悔し涙が報われた! 完全アウェーの決勝戦で米国撃破

2020年05月15日 11時00分

正田耕三氏

【正田耕三・野球の構造(12)】オリンピックで日本人選手が決勝に臨むとなれば、その競技にあまり興味がない人でもテレビ中継にくぎ付けとなることでしょう。しかし、僕の出場した1984年ロサンゼルス五輪の野球は決勝戦でも生中継されませんでした。予選も含めてテレビで報じられるのは「きのうの結果」として。それでもこうして当時のことをメディアで取り上げてもらえるのは、それだけインパクトがあったからでしょう。

 試合は壮絶なものでした。3回にのちに巨人でもプレーするシェーン・マックのソロ本塁打で米国が先制。5万5235人の大観衆を収容した会場のドジャー・スタジアムは「USA」コールの大合唱でしたが、4回に流れが変わりました。先頭の僕が四球で出塁し、荒井幸雄と広沢克己の連続適時打で逆転。5回にも二死走者なしから僕の四球を起点に嶋田宗彦の適時打でリードを広げ、8回には先頭打者で左前打を放ってチャンスメークし、勝利を決定づける広沢の3ランの呼び水となりました。

 投手も先発の伊東昭光が7回途中まで強打の米国打線を1点に抑え、宮本和知―吉田幸夫さんの必勝リレーで逃げ切り勝ち。完全アウェーのドジャー・スタジアムで僕ら全日本チームは世界の頂点に立ったのです。公開競技にもかかわらず、国際オリンピック委員会のサマランチ会長がわざわざ表彰式に来て僕らに金メダルをかけてくれたのは、それだけ注目度が高かったからでしょう。

 グラウンドで選手に胴上げされた松永怜一監督は満面の笑みを浮かべていました。前年のアジア選手権でロサンゼルス五輪への道を絶たれ、当時全日本の監督だった石井藤吉郎さんが悔し涙を流してから1年。それまで重ねてきた苦労が報われた瞬間でもありました。松永監督もよほどうれしかったのだと思います。メダルをもらえるのは選手だけなので、帰国後にコーチの分と合わせて金メダルのレプリカを作ったとも聞きました。
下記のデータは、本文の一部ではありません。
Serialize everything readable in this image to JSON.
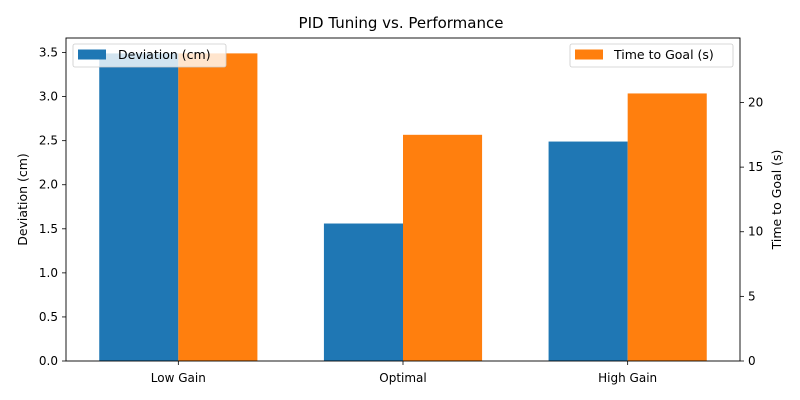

 僕ら選手に対する注目度も、出発前とは大きく変わりました。解団式をはじめ、各種祝賀パーティーが目白押し。どこに行ってもちやほやされるようになりました。驚いたのが、1週間の休みをもらって和歌山の実家に新幹線を使って帰った時のことです。

 祝賀会の予定もあったので全日本のブレザーを着ていたのですが、自分で購入した指定席に座っていると、車掌さんから「ロスで金メダルを取った正田さんですよね」と声をかけられたのです。

「オリンピックではご苦労さまでした。今日は座席に余裕もありますので、グリーン車の方にお座りください」

 生まれて初めて乗ったグリーン車。自分で自分を褒めてあげたくなった僕は、車内販売のワゴンを押してきたお姉さんに「ウナギ弁当を1つちょうだい」と言って、財布から1万円札を抜き出しました。

 ☆しょうだ・こうぞう 1962年1月2日生まれ。和歌山県和歌山市出身。市立和歌山商業(現市立和歌山)から社会人の新日鉄広畑(現日本製鉄広畑)に進み、84年ロサンゼルス五輪で金メダル獲得。同年のドラフト2位で広島入団。85年秋から両打ちに転向する。86年に二塁のレギュラーに定着し、リーグVに貢献。87、88年に2年連続で首位打者、89年は盗塁王に輝く。87年から5年連続でゴールデン・グラブ賞を受賞。98年に引退後は広島、近鉄、阪神、オリックスほか韓国プロ野球でもコーチを務めた。現役時代の通算成績は1565試合で1546安打、146盗塁、打率2割8分7厘。